ゲリオ さんの感想・評価
4.2
物語 : 4.5
作画 : 4.0
声優 : 4.0
音楽 : 4.5
キャラ : 4.0
状態:観終わった
久々に面白かったロボットアニメ
シナリオ構成、アニメーションともに平均的にレベルが高く、全12話圧巻の熱量で駆け抜けた。
ぱっと見、ひと昔前の夕方アニメって印象が強かったけど、5話前後あたりで徐々に盛り上がり、中盤以降は毎週クライマックスレベルの面白さに変貌した。
序盤で切らないで良かったと思うし、見逃した人には是非おすすめしたい作品である。
最近のSFロボットアニメってなかなか飛びぬけた人気が出ない。
キャラクターの人間模様等が秀逸でそこそこ面白いロボアニメもいくつかあったが、肝心のロボットバトルがどうにも時代に合わず、佳作レベルで終わってしまう作品が多い。

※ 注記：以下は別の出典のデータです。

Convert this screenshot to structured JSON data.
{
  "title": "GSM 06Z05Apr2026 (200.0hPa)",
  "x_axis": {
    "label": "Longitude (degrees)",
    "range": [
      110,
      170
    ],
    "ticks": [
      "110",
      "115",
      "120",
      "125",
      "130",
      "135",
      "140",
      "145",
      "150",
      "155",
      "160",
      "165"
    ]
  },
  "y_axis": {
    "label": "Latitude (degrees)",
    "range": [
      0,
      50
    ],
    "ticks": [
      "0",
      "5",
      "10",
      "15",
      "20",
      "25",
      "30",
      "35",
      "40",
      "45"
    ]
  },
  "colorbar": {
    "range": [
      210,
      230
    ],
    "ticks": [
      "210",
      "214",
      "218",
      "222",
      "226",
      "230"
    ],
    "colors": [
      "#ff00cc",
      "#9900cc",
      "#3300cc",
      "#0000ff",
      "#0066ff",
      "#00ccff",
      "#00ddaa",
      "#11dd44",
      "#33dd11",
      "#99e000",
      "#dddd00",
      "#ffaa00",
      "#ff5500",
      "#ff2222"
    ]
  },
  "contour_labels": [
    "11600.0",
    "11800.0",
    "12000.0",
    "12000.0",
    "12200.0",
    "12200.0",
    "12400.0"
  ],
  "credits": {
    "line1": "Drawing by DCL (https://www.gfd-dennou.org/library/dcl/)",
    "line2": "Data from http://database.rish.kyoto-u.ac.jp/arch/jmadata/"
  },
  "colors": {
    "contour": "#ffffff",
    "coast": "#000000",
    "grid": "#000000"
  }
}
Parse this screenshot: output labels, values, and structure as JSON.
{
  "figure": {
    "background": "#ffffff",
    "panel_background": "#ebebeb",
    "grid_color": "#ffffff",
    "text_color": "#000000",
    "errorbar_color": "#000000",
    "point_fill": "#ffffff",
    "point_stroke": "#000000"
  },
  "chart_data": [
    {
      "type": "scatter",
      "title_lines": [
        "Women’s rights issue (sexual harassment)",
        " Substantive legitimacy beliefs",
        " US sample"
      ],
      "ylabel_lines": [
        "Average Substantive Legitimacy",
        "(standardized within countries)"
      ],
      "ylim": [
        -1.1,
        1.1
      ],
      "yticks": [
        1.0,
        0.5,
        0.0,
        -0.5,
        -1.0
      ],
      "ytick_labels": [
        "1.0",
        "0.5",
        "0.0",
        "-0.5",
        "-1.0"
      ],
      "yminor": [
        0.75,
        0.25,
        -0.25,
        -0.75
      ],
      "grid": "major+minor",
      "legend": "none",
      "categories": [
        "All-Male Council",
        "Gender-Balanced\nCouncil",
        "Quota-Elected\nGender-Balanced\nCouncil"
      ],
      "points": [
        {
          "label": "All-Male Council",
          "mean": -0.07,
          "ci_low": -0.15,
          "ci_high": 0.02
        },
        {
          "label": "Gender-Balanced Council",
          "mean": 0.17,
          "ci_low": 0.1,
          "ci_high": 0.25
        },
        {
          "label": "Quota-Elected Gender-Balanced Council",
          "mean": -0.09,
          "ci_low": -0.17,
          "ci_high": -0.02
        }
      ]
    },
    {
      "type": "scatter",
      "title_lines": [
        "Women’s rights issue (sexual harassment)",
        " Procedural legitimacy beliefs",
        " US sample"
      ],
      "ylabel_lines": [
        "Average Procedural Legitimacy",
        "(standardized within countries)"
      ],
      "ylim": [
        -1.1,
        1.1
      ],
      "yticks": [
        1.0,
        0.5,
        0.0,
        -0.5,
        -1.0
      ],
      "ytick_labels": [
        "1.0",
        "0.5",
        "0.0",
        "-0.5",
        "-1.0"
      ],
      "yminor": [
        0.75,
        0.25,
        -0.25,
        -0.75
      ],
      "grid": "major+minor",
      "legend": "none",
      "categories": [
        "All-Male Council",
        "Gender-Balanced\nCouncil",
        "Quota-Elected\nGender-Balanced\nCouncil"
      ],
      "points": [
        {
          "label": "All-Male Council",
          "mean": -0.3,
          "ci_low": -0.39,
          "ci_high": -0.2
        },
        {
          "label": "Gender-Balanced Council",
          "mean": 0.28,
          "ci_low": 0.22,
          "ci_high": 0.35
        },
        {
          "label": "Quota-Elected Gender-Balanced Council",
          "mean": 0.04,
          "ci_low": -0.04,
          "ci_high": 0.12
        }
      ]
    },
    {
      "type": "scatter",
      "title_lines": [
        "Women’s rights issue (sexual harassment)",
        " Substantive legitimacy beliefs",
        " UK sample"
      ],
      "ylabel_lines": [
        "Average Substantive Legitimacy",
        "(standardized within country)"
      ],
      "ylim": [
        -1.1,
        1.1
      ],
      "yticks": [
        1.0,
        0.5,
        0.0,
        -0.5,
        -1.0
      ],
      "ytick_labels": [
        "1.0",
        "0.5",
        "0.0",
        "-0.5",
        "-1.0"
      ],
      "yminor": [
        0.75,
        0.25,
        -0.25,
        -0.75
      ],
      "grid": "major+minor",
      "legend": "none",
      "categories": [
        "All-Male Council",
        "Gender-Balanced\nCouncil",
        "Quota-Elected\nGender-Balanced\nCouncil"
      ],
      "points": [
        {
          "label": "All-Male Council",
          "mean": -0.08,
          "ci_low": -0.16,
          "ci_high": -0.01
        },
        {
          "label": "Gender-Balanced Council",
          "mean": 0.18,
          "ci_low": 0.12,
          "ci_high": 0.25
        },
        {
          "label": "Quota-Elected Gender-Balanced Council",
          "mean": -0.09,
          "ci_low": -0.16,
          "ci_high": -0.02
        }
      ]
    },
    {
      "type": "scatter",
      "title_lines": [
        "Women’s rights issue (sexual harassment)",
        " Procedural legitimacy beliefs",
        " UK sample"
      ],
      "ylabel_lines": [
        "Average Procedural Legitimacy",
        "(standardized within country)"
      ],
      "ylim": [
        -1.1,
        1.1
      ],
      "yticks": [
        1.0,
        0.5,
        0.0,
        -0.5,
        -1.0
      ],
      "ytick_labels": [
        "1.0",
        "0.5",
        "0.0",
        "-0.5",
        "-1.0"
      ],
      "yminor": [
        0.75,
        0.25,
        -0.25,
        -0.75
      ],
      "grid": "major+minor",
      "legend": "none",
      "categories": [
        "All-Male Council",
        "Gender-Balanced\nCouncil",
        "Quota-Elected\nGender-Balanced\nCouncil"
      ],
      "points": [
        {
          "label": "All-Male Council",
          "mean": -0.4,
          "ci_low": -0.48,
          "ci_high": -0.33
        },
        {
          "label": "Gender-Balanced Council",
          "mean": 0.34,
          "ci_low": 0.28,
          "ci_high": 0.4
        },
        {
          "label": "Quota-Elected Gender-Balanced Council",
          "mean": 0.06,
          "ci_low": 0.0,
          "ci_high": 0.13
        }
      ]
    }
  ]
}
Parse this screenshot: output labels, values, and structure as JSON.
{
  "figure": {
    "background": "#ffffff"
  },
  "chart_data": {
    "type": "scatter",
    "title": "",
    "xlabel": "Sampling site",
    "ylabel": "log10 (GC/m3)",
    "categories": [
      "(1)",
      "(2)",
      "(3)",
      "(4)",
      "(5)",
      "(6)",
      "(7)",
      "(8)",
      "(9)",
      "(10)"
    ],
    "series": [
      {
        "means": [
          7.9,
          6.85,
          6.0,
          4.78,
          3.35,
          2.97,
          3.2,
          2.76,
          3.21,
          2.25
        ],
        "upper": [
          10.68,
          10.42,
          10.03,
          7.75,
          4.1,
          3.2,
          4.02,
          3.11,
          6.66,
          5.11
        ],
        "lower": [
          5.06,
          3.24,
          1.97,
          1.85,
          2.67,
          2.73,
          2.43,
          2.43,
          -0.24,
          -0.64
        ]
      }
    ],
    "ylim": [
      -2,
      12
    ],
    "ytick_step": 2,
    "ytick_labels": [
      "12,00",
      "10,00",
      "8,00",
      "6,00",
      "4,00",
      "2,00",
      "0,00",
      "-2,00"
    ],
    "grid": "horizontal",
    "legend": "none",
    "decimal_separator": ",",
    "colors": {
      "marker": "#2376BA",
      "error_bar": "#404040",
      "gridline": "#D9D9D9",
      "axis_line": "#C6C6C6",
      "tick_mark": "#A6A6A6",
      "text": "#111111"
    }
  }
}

ぶっちゃけキャラが生身で戦うバトルのが盛り上がるじゃんって、そういう時代なのである。
そんなロボアニメ不要論すら聞こえてくる昨今にあって、本作は稀に見る当たりだったのかなと感じる。
練られたシナリオと視聴者目線の魅せ方を意識することでロボアニメもまだまだ可能性を持っていることが証明されたのではないか。
1クール作品だったことも良作に繋がった一因かもしれない。
SF作品を1クールって普通に考えて難しいのに、短い尺の中に怒涛の展開を濃縮させることで、逆に無駄が省かれた中だるみのないシナリオを展開させることができた。
本作の登場人物はSFアニメなのに明確な"悪役"がいなかったのが特徴的。
主人公の宗矢を含め各々が自身の目的のために生き生きと行動しており、誰一人嫌悪感を抱かせるキャラはいなかった。
初見で怪しさMAXだったメイド娘や、「んにゃ」しか言わない変なマスコットが、終わってみればあんな良キャラだったとは予測できなかったね。
対立陣営のグランドパラディンの面々も全員キャラが立っていて魅力的だったが、彼らの活躍を存分に描くには流石に尺が足りず。
それでも、初回で撃墜された虎居さんが第8話で復活するとことか要所で見せ場は作ってくれたけど、仮に2クールあったらそういったシーンがもっと沢山見られたはずなんだよなぁと、キャラの素材が良かっただけにそこだけは1クールだったことが弊害になってしまったかもしれない。
総括すると、全方位で平均的にレベルが高く予想を遥かに上回るアニメだった。
一方でずば抜けた長所が無かったことと、やや古めかしいキャラデザが視聴者数を伸び悩ませた懸念が若干残念な点だった。
それでも見て絶対損はない作品だったと思うし、近年没落したロボアニメの可能性を示してくれた点で極めて良アニメだったことは間違いない。